Current location - Health Preservation Learning Network - Fitness coach - How to break through the bottleneck of fitness
How to break through the bottleneck of fitness
Organize a batch of breakthrough training in arm bottleneck period. In fitness training, arm strength plays a key role. In fitness training, almost all movements need arm strength to participate, especially the upper body training movements, whether it is chest muscle training, back training, back training, abdominal training, all need strong arm strength as the bottom training support, which of course requires very high arm strength. If the trainer does not pay attention to the arm strength, it will have a great impact on the quality of follow-up training, and at the same time, it will increase the wear of the arm during training, causing pain in the elbow joint and wrist. Therefore, if you want to keep fit safely and scientifically, you must pay attention to the intensive training of arm strength.

Strong arm training can improve the safety and quality of training, and can also effectively avoid the arm from entering the training bottleneck period.
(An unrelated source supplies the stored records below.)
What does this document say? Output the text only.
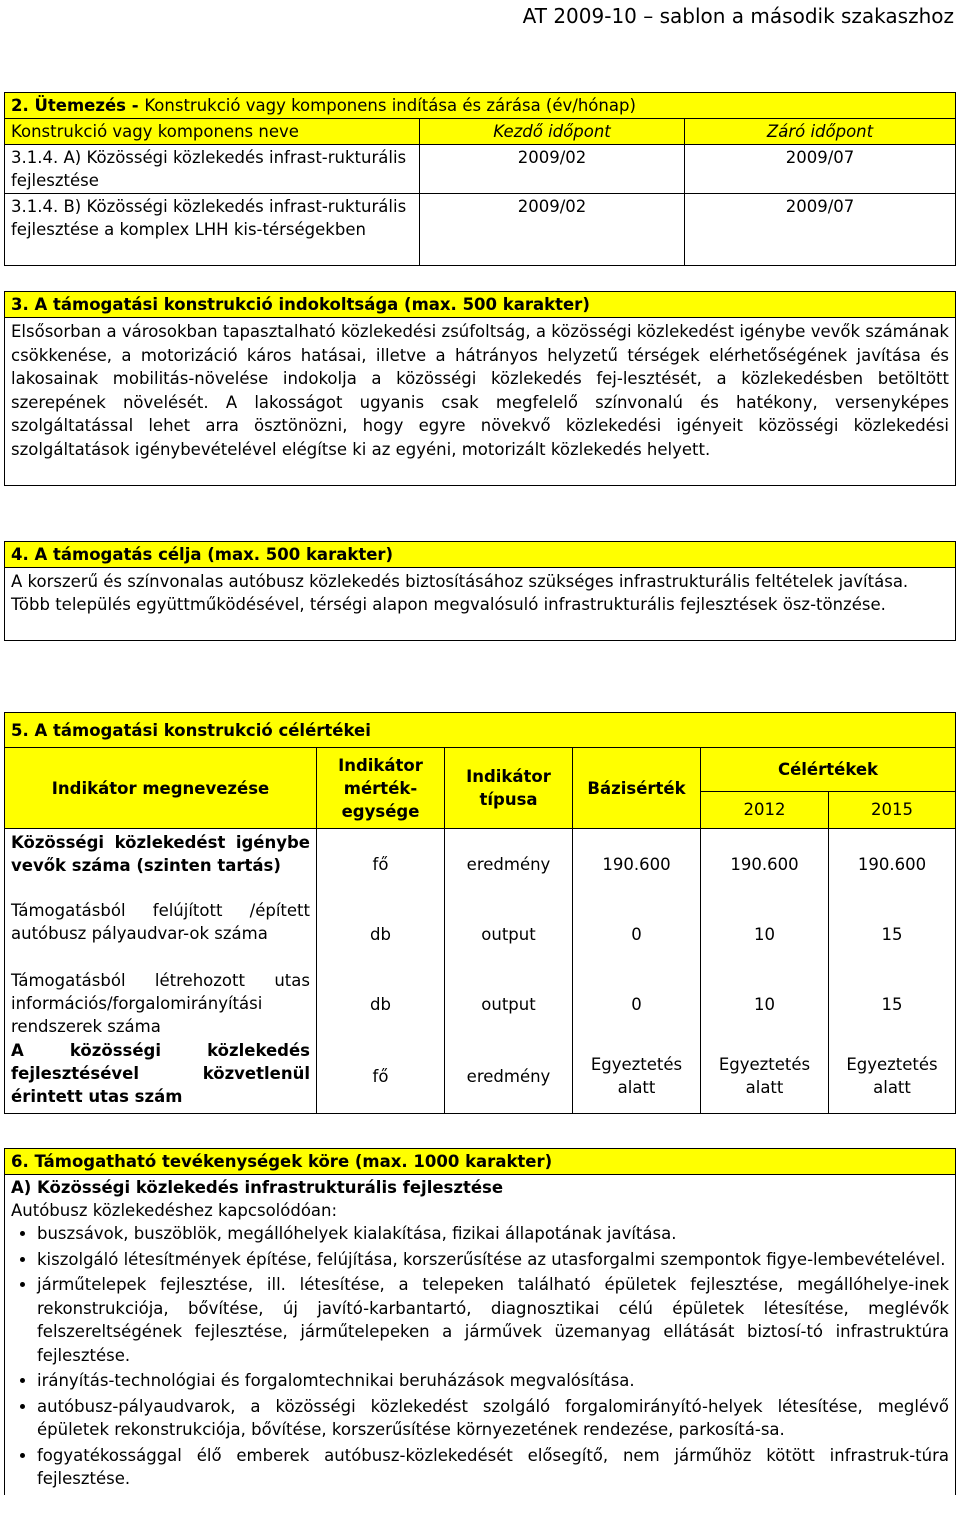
AT 2009-10 – sablon a második szakaszhoz
2. Ütemezés - Konstrukció vagy komponens indítása és zárása (év/hónap)		
Konstrukció vagy komponens neve	Kezdő időpont	Záró időpont
3.1.4. A) Közösségi közlekedés infrast-rukturális fejlesztése	2009/02	2009/07
3.1.4. B) Közösségi közlekedés infrast-rukturális fejlesztése a komplex LHH kis-térségekben	2009/02	2009/07
3. A támogatási konstrukció indokoltsága (max. 500 karakter)
Elsősorban a városokban tapasztalható közlekedési zsúfoltság, a közösségi közlekedést igénybe vevők számának csökkenése, a motorizáció káros hatásai, illetve a hátrányos helyzetű térségek elérhetőségének javítása és lakosainak mobilitás-növelése indokolja a közösségi közlekedés fej-lesztését, a közlekedésben betöltött szerepének növelését. A lakosságot ugyanis csak megfelelő színvonalú és hatékony, versenyképes szolgáltatással lehet arra ösztönözni, hogy egyre növekvő közlekedési igényeit közösségi közlekedési szolgáltatások igénybevételével elégítse ki az egyéni, motorizált közlekedés helyett.
4. A támogatás célja (max. 500 karakter)

A korszerű és színvonalas autóbusz közlekedés biztosításához szükséges infrastrukturális feltételek javítása.
Több település együttműködésével, térségi alapon megvalósuló infrastrukturális fejlesztések ösz-tönzése.
5. A támogatási konstrukció célértékei					
Indikátor megnevezése	Indikátor mérték-egysége	Indikátor típusa	Bázisérték	Célértékek	
				2012	2015
Közösségi közlekedést igénybe vevők száma (szinten tartás)	fő	eredmény	190.600	190.600	190.600
Támogatásból felújított /épített autóbusz pályaudvar-ok száma	db	output	0	10	15
Támogatásból létrehozott utas információs/forgalomirányítási rendszerek száma	db	output	0	10	15
A közösségi közlekedés fejlesztésével közvetlenül érintett utas szám	fő	eredmény	Egyeztetés alatt	Egyeztetés alatt	Egyeztetés alatt
6. Támogatható tevékenységek köre (max. 1000 karakter)

A) Közösségi közlekedés infrastrukturális fejlesztése
Autóbusz közlekedéshez kapcsolódóan:
• buszsávok, buszöblök, megállóhelyek kialakítása, fizikai állapotának javítása.
• kiszolgáló létesítmények építése, felújítása, korszerűsítése az utasforgalmi szempontok figye-lembevételével.
• járműtelepek fejlesztése, ill. létesítése, a telepeken található épületek fejlesztése, megállóhelye-inek rekonstrukciója, bővítése, új javító-karbantartó, diagnosztikai célú épületek létesítése, meglévők felszereltségének fejlesztése, járműtelepeken a járművek üzemanyag ellátását biztosí-tó infrastruktúra fejlesztése.
• irányítás-technológiai és forgalomtechnikai beruházások megvalósítása.
• autóbusz-pályaudvarok, a közösségi közlekedést szolgáló forgalomirányító-helyek létesítése, meglévő épületek rekonstrukciója, bővítése, korszerűsítése környezetének rendezése, parkosítá-sa.
• fogyatékossággal élő emberek autóbusz-közlekedését elősegítő, nem járműhöz kötött infrastruk-túra fejlesztése.
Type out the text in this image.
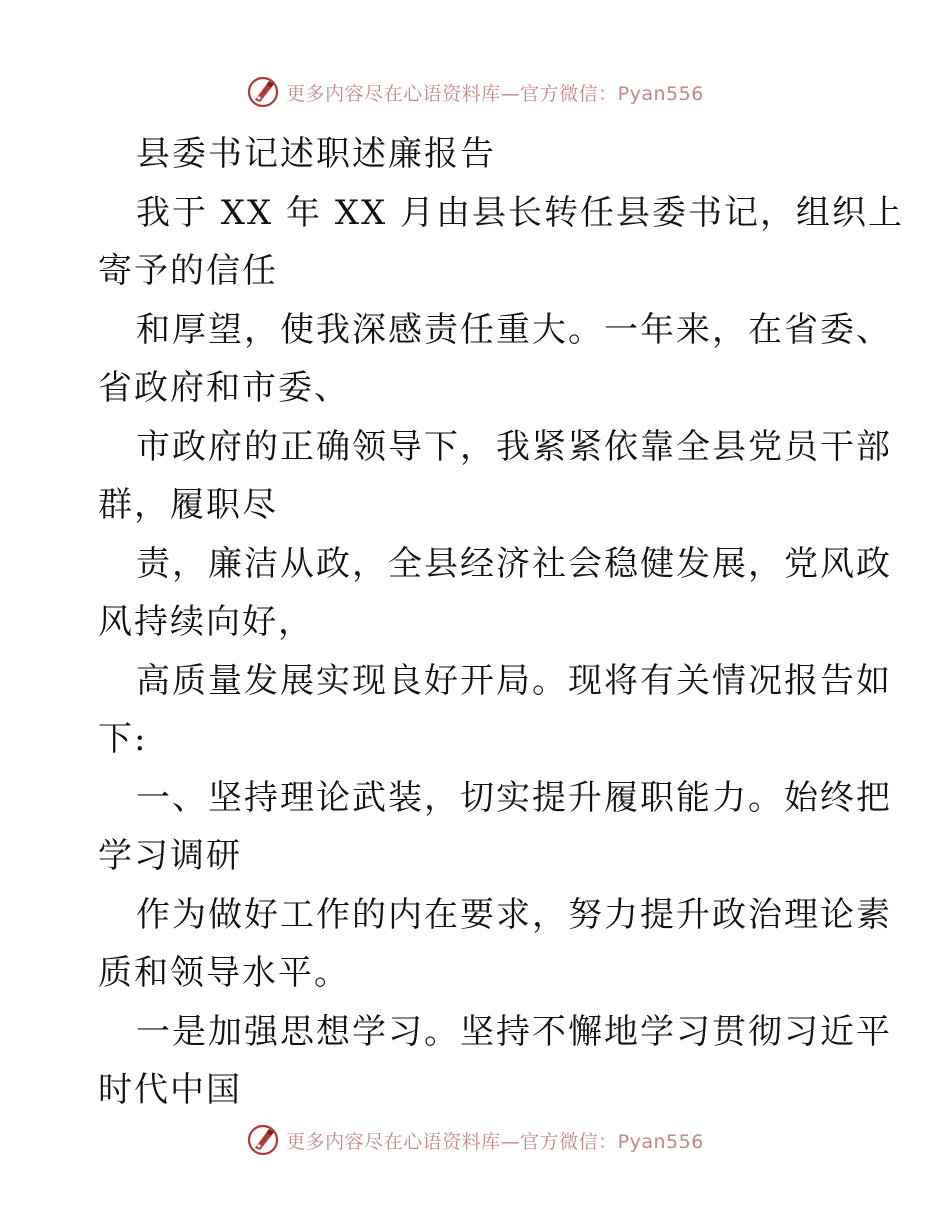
更多内容尽在心语资料库—官方微信：Pyan556
县委书记述职述廉报告
我于 XX 年 XX 月由县长转任县委书记，组织上
寄予的信任
和厚望，使我深感责任重大。一年来，在省委、
省政府和市委、
市政府的正确领导下，我紧紧依靠全县党员干部
群，履职尽
责，廉洁从政，全县经济社会稳健发展，党风政
风持续向好，
高质量发展实现良好开局。现将有关情况报告如
下:
一、坚持理论武装，切实提升履职能力。始终把
学习调研
作为做好工作的内在要求，努力提升政治理论素
质和领导水平。
一是加强思想学习。坚持不懈地学习贯彻习近平
时代中国
更多内容尽在心语资料库—官方微信：Pyan556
In fitness training, arm training is the most likely to enter the bottleneck period, because every arm involved in training will be stimulated to some extent, but these stimuli can not achieve the effect of muscle gain at all, and at the same time, the muscles of all parts of the arm will adapt to training. When muscles adapt to training, growth will stagnate and the speed will slow down. This situation is what we often call the bottleneck period. The main reason why we enter the bottleneck period is that muscles have adapted to training. In order to break through the bottleneck period, it is necessary to carry out special training and use brand-new training methods to make muscles re-enter the unsuitable state.

Why do people who start to exercise at a high level grow their muscles quickly, but they will slow down after a period of exercise, mainly because the muscles of all parts of the body are not suitable for training at the beginning. Therefore, in addition to increasing the training intensity according to the strength growth, fitness training should always change the training movements, so that the muscles are always in an unsuitable state, and it is not always possible to train with only one set of movements.
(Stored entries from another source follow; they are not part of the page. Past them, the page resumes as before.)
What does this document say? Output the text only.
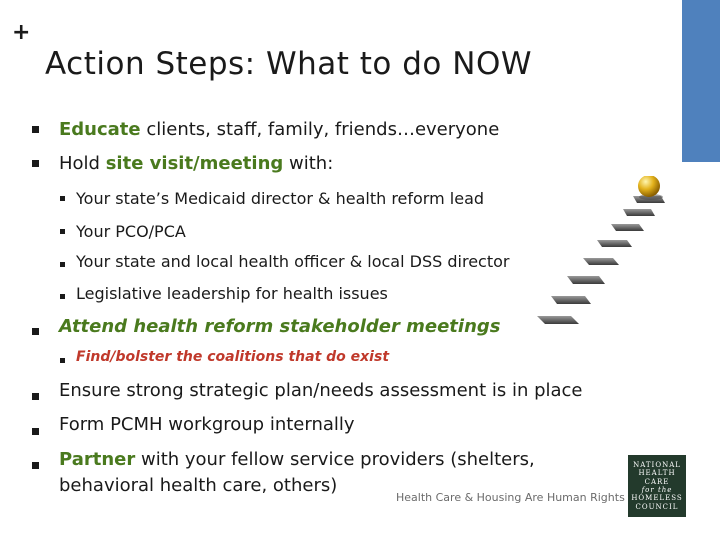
+
Action Steps: What to do NOW
Educate clients, staff, family, friends…everyone
Hold site visit/meeting with:
Your state’s Medicaid director & health reform lead
Your PCO/PCA
Your state and local health officer & local DSS director
Legislative leadership for health issues
Attend health reform stakeholder meetings
Find/bolster the coalitions that do exist
Ensure strong strategic plan/needs assessment is in place
Form PCMH workgroup internally
Partner with your fellow service providers (shelters,
behavioral health care, others)
Health Care & Housing Are Human Rights
NATIONAL
HEALTH CARE
for the
HOMELESS
COUNCIL
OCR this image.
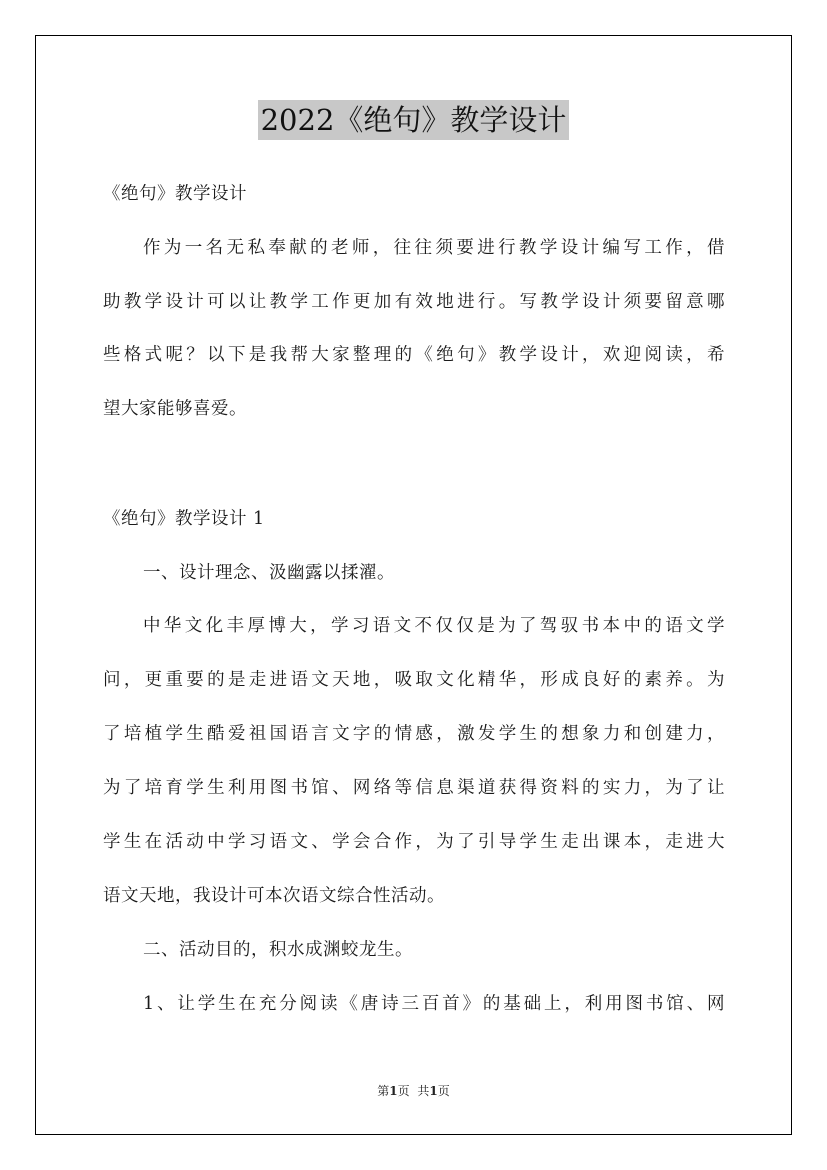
2022《绝句》教学设计
《绝句》教学设计
作为一名无私奉献的老师，往往须要进行教学设计编写工作，借
助教学设计可以让教学工作更加有效地进行。写教学设计须要留意哪
些格式呢？以下是我帮大家整理的《绝句》教学设计，欢迎阅读，希
望大家能够喜爱。
《绝句》教学设计 1
一、设计理念、汲幽露以揉濯。
中华文化丰厚博大，学习语文不仅仅是为了驾驭书本中的语文学
问，更重要的是走进语文天地，吸取文化精华，形成良好的素养。为
了培植学生酷爱祖国语言文字的情感，激发学生的想象力和创建力，
为了培育学生利用图书馆、网络等信息渠道获得资料的实力，为了让
学生在活动中学习语文、学会合作，为了引导学生走出课本，走进大
语文天地，我设计可本次语文综合性活动。
二、活动目的，积水成渊蛟龙生。
1、让学生在充分阅读《唐诗三百首》的基础上，利用图书馆、网
第1页 共1页
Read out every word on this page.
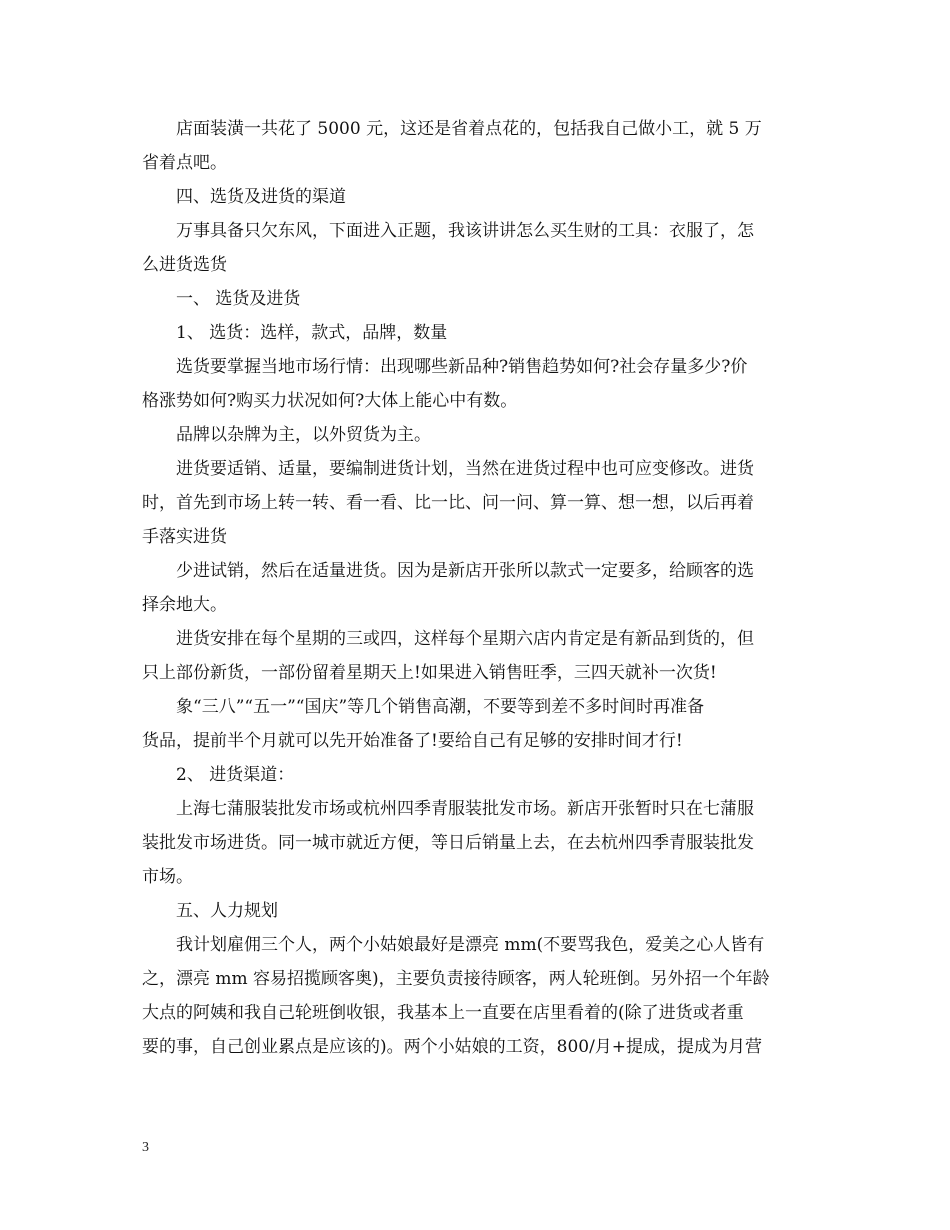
店面装潢一共花了 5000 元，这还是省着点花的，包括我自己做小工，就 5 万
省着点吧。
四、选货及进货的渠道
万事具备只欠东风，下面进入正题，我该讲讲怎么买生财的工具：衣服了，怎
么进货选货
一、 选货及进货
1、 选货：选样，款式，品牌，数量
选货要掌握当地市场行情：出现哪些新品种?销售趋势如何?社会存量多少?价
格涨势如何?购买力状况如何?大体上能心中有数。
品牌以杂牌为主，以外贸货为主。
进货要适销、适量，要编制进货计划，当然在进货过程中也可应变修改。进货
时，首先到市场上转一转、看一看、比一比、问一问、算一算、想一想，以后再着
手落实进货
少进试销，然后在适量进货。因为是新店开张所以款式一定要多，给顾客的选
择余地大。
进货安排在每个星期的三或四，这样每个星期六店内肯定是有新品到货的，但
只上部份新货，一部份留着星期天上!如果进入销售旺季，三四天就补一次货!
象“三八”“五一”“国庆”等几个销售高潮，不要等到差不多时间时再准备
货品，提前半个月就可以先开始准备了!要给自己有足够的安排时间才行!
2、 进货渠道：
上海七蒲服装批发市场或杭州四季青服装批发市场。新店开张暂时只在七蒲服
装批发市场进货。同一城市就近方便，等日后销量上去，在去杭州四季青服装批发
市场。
五、人力规划
我计划雇佣三个人，两个小姑娘最好是漂亮 mm(不要骂我色，爱美之心人皆有
之，漂亮 mm 容易招揽顾客奥)，主要负责接待顾客，两人轮班倒。另外招一个年龄
大点的阿姨和我自己轮班倒收银，我基本上一直要在店里看着的(除了进货或者重
要的事，自己创业累点是应该的)。两个小姑娘的工资，800/月+提成，提成为月营
3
This group's muscle breakthrough training in the arm bottleneck period mainly includes the intensive training of biceps brachii and triceps brachii. Super group is used to strengthen the overall training quality and intensity, and re-enter the unsuitable state. At the same time, this time, a special way (action form and method) is adopted to strengthen the arm, and there are corresponding actions for all parts of the triceps brachii, such as the long head and the inner head of the triceps brachii. As well as the lateral head, all have directional strengthening movements, some of which are the super group of humerus 3+ humerus 2, and some are the super group of humerus 2+ humerus 2. There is no rest between groups, just to improve the overall training intensity and efficiency.

Remember the movements of the biceps brachii in this training plan-you can choose a larger weight to practice the biceps brachii, and you must be slow, slow and slow in the process of each movement. This is the key part, which can better stimulate the biceps brachii.

The following 10 arms should be trained as a whole to strengthen their movements. Do 3-4 groups for each movement, with 60-90 seconds rest between groups and 90- 120 seconds rest between movements (recommended).

Action 1+ action 2+ action 3 form a supergroup, and there is no rest between groups. Two dynamic graphs are demonstrated.

Action 1 (figure 1, the first half)+action 2 (figure 1, the second half) form a super group (strengthening the triceps brachii)-complete the action 1 (figure 1, the first half) and press with rope+crank (pay attention to this)

After completing the super group action composed of action 1+ action 2-directly complete action 3 without rest, and do the triceps flexion and extension 15 times without load, which is the whole process of flexion, extension and contraction of 1 group.

Action 4: press the triceps brachii with rope +V rope. This printing machine is different from the traditional printing machine. Pay attention to the position and action form of the big arm. The weight used is gradually increased, and each group does 12-8 times.

Action 5+ Action 6 constitutes a super group (training for triceps brachii)-after completing Action 5, do neck flexion and extension 12-8 times with fixed instruments, and then do it directly without rest-Action 6, press down 12-8 times with fixed instruments, that is 1 group.

Action 7+ Action 8 form a super group (Action 7 is for 2 brachialis muscles and Action 8 is for 3 brachialis muscles)-Complete Action 7 by concentrated bending with the inclined plate of the fixed instrument 12- 10 times (the descending process must be slow and controlled) and then complete it directly without rest-Action 8 by rope+triangular handle (full action) 65438+.

Action 9 (Figure 8, the first half)+Action 10 (Figure 8, the second half) form a super group (biceps brachii exercise)-after completing Action 9 (Figure 8, the first half), do it 12- 10 times without rest (the descent must be slow, and.